Angefangen hat es, als sie gerade 20 geworden war. Sie stand am Busbahnhof und sah plötzlich die Zeiger der Bahnhofsuhr verschwommen. Je angestrengter sie schaute, desto mehr wurde ihr bewusst, dass das Bild flimmerte und die Größe des flimmernden Zackenkranzes vor ihren Augen stetig zunahm.
Gleichwohl konnte sie die Uhrzeit lesen, aber es kostete Kraft, und eine Panik vor dem Unbekannten stieg in ihr auf. Panik, das Bewusstsein zu verlieren, Panik, auf den Bussteig nieder zu sinken.
Sie arbeitete zu dieser Zeit im Kinderkrankenhaus im Pflegepraktikum, ihre medizinischen Kenntnisse waren begrenzt. Ein zu niedriger Blutdruck oder Blutzuckerspiegel? Eine Multiple Sklerose? Ein Schlaganfall? Nach circa 20-30 Minuten war der Spuk beendet und sie hoffte, es bliebe eine einmalige Angelegenheit.

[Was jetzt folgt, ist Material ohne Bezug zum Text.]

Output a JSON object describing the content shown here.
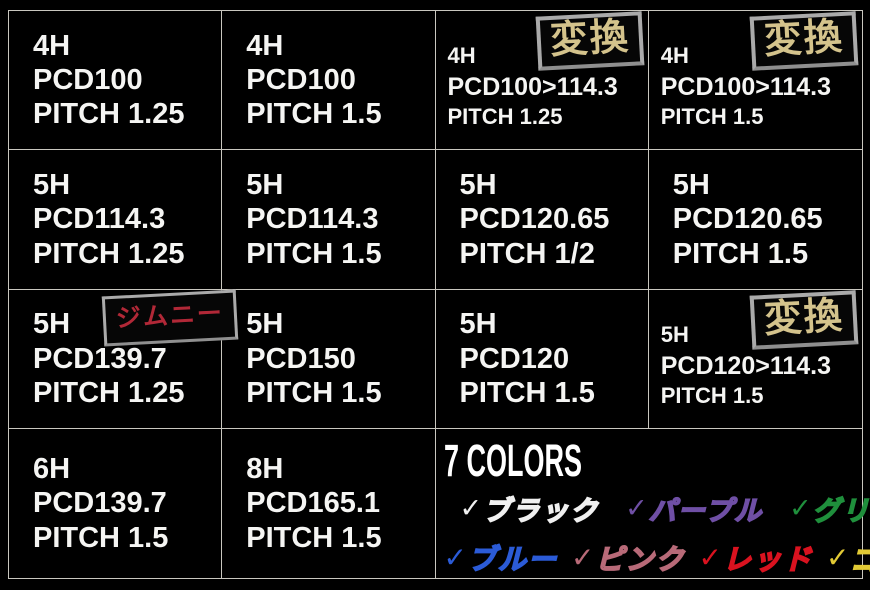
{
  "page": {
    "background": "#000000",
    "grid_line_color": "#c9c7bf",
    "text_color": "#f5f5f3",
    "badge_text_color": "#d4c38c",
    "badge_border_color": "#aaaaaa",
    "jimny_text_color": "#b12837"
  },
  "cells": [
    {
      "holes": "4H",
      "pcd": "PCD100",
      "pitch": "PITCH 1.25"
    },
    {
      "holes": "4H",
      "pcd": "PCD100",
      "pitch": "PITCH 1.5"
    },
    {
      "holes": "4H",
      "pcd": "PCD100>114.3",
      "pitch": "PITCH 1.25",
      "badge": "変換"
    },
    {
      "holes": "4H",
      "pcd": "PCD100>114.3",
      "pitch": "PITCH 1.5",
      "badge": "変換"
    },
    {
      "holes": "5H",
      "pcd": "PCD114.3",
      "pitch": "PITCH 1.25"
    },
    {
      "holes": "5H",
      "pcd": "PCD114.3",
      "pitch": "PITCH 1.5"
    },
    {
      "holes": "5H",
      "pcd": "PCD120.65",
      "pitch": "PITCH 1/2"
    },
    {
      "holes": "5H",
      "pcd": "PCD120.65",
      "pitch": "PITCH 1.5"
    },
    {
      "holes": "5H",
      "pcd": "PCD139.7",
      "pitch": "PITCH 1.25",
      "badge": "ジムニー"
    },
    {
      "holes": "5H",
      "pcd": "PCD150",
      "pitch": "PITCH 1.5"
    },
    {
      "holes": "5H",
      "pcd": "PCD120",
      "pitch": "PITCH 1.5"
    },
    {
      "holes": "5H",
      "pcd": "PCD120>114.3",
      "pitch": "PITCH 1.5",
      "badge": "変換"
    },
    {
      "holes": "6H",
      "pcd": "PCD139.7",
      "pitch": "PITCH 1.5"
    },
    {
      "holes": "8H",
      "pcd": "PCD165.1",
      "pitch": "PITCH 1.5"
    }
  ],
  "colors_section": {
    "title": "7 COLORS",
    "check_glyph": "✓",
    "items": [
      {
        "label": "ブラック",
        "color": "#f0f0f0"
      },
      {
        "label": "パープル",
        "color": "#6f4fa5"
      },
      {
        "label": "グリーン",
        "color": "#1f8f3c"
      },
      {
        "label": "ブルー",
        "color": "#2b5bd7"
      },
      {
        "label": "ピンク",
        "color": "#b86a78"
      },
      {
        "label": "レッド",
        "color": "#d9121f"
      },
      {
        "label": "ゴールド",
        "color": "#e2ca35"
      }
    ]
  }
}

Genau eine Woche später ging sie mit ihrem Freund ins Kino. Wieder kam es zur gleichen Situation, nur dass sie diesmal entspannt in einem Kinosessel saß und damit Kreislaufprobleme sehr unwahrscheinlich wurden. Mit Beginn des Hauptfilmes bebte ihr Gesichtsfeld in einem Flimmerfinale und verschwand dann so plötzlich, wie es gekommen war. Ein leichter Kopfdruck machte sich breit und blieb den ganzen Film über bestehen: „Nach 5 im Urwald“ mit Franka Potente. Eine deutsche Komödie, sie hatte viel gelacht und ihre Sorgen vergessen.
Der erste Arzttermin
An das dritte Mal, ebenfalls exakt eine Woche später, erinnert sie sich nicht mehr detailliert. Es führte aber dazu, dass sie einen Arzttermin vereinbarte. Da ihr Gesichtsfeld betroffen war und damit ihr Sehvermögen, suchte sie einen Augenarzt auf. Dieser nahm sich viel Zeit mit seiner 20-jährigen Patientin, führte eine Perimetrie (Gesichtsfelduntersuchung) durch, spiegelte ihren Augenhintergrund und teilte sie anschließend mit, hierbei handele es sich um einen normalen degenerativen Prozess. Die Symptome seien Zeichen eines Alterungsprozesses, sie solle sich weiter keine Sorgen machen. Da man sich gemeinhin mit 20 Jahren in der Blüte seines Lebens befindet, schienen ihr seine Worte sehr befremdlich, seine Entwarnung bezüglich ihres Gesundheitszustandes führte jedoch zu einem Jahr Symptomfreiheit.
Migraine sans Migraine
Als es sie wieder ereilte, war sie bereits Medizinstudentin im ersten Semester in einer anderen Stadt und ging abermals zu einer Augenärztin. Diese stellte ad-hoc die richtige Diagnose, veranlasste keine weitere Diagnostik und sagte ihr, da könne man nichts machen: „Migraine sans migraine“, nannte sie es. In den folgenden Jahren nahm die Frequenz peu a peu zu, zunächst dreimal im Jahr, später dreimal im Monat, zuletzt mindestens einmal pro Woche. Nun suchte sie endlich einen Neurologen auf, bekam ein EEG, eine MRT und die Empfehlung eines Betablockers, der ohne Wirkung blieb. Mittlerweile hatte sie gelegentlich auch andere Aura-Phänomene: Negative Skotome (schwarze Flecken), Phosphene (Lichtblitze) und Kribbelparästhesien (Kribbelmissempfindungen), die einmal über die ganze Hand liefen und die Hand anschließend für ein paar Minuten taub, aber nicht gelähmt zurückließen. Doppelbilder traten auf, jeweils nur für wenige Minuten und ein diffuses Schwindelgefühl.
20 Jahre später
Im Verlauf ihrer Assistenzarztzeit besuchte sie in der Hoffnung auf neue wisenschaftliche Erkenntnisse diverse Fortbildungen diverser Kopfschmerzexperten, sie konnte aber keine wesentlichen finden, außer den Eindruck, damit alt werden zu können.
Vor der Medikation mit einem Antiepileptikum war sie immer zurückgeschreckt, vor allem wegen ihres Kinderwunsches. Auch für eine Medikation mit Thrombozytenaggregationshemmer, die man ihr probatorisch vorschlug, reichte der Leidensdruck nicht. Aufgrund einer anderen Erkrankung nimmt die Patientin nun doch passager einen Thrombozytenaggregationshemmer ein. Nach über 20 Jahren hochfrequenter Migräneaura ist sie seit 8 Monaten beschwerdefrei.